Sanders wants a path to citizenship for illegal immigrants; Trump stereotypes them as rapists and drug dealers, and wants to round them all up and deport them. His supporters beat Hispanics at rallies and on the streets, chanting “USA! USA!”
Looking at the most common themes of the campaign thus far, Sanders and his followers are most angry at the powerful, the few growing rich off the labor of the many and controlling government policy to boot. Trump and his fans are angriest at the powerless: immigrants escaping dire poverty and drug violence in Central America, blacks protesting police killings of unarmed neighbors, Syrians fleeing a brutal civil war.
In short, Sanders is a good man who genuinely wants to better society for many powerless, marginalized groups, and a lot of Americans agree with him. Trump is a bigot who stokes white pride, anti-immigrant hatred, anti-Muslim terror, and other dangerous ideas, and a lot of Americans — too many — agree with him.
Anyone who has paid any attention to current events (or the candidate platforms) knows the Sanders-Trump comparison, beyond their swift rise, is empty. They are not “peas in a pod.” Their programs in no way “overlap a great deal.” You may find “angry white people” at both candidates’ rallies, but they are not similarly-minded angry white people.

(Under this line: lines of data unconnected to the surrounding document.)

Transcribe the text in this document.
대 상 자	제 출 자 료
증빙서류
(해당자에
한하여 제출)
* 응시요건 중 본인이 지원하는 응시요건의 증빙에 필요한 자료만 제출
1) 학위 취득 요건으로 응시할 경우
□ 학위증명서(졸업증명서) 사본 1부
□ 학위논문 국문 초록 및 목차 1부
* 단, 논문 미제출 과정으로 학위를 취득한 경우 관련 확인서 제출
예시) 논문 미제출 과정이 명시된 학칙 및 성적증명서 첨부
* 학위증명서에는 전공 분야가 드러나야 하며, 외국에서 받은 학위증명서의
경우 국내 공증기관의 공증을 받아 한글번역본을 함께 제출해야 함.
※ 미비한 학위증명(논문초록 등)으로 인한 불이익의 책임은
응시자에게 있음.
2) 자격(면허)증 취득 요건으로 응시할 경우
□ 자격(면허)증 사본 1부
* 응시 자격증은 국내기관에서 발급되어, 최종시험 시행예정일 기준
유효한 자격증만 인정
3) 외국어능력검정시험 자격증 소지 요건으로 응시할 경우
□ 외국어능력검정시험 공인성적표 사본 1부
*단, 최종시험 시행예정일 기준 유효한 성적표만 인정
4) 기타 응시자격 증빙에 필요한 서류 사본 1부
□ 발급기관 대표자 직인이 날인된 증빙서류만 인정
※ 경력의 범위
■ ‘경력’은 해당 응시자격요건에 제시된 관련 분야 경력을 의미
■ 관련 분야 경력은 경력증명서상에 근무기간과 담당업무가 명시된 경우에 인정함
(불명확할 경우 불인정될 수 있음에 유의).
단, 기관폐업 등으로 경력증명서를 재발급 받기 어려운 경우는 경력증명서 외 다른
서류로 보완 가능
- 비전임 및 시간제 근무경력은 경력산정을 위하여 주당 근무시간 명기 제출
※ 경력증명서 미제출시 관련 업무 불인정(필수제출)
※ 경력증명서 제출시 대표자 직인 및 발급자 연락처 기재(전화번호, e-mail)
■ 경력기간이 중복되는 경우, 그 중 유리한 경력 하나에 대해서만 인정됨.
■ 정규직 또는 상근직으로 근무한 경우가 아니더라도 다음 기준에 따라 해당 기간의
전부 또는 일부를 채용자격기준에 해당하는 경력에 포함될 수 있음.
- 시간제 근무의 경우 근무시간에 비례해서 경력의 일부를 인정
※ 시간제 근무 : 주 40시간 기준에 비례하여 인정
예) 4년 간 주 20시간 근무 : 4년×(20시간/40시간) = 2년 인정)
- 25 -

Sanders and Trump are very different men saying very different things and are adored for very different reasons. In such a “political moment,” this isn’t the time for political thinkers to draw parallels that don’t exist just to put something in an editor’s hand for the day, or to feign intellectualism by presenting something true (Sanders and Trump have passionate followers) and expanding it into something false (their passions stem from the same needs and desires), or, worst of all, to slander a good man.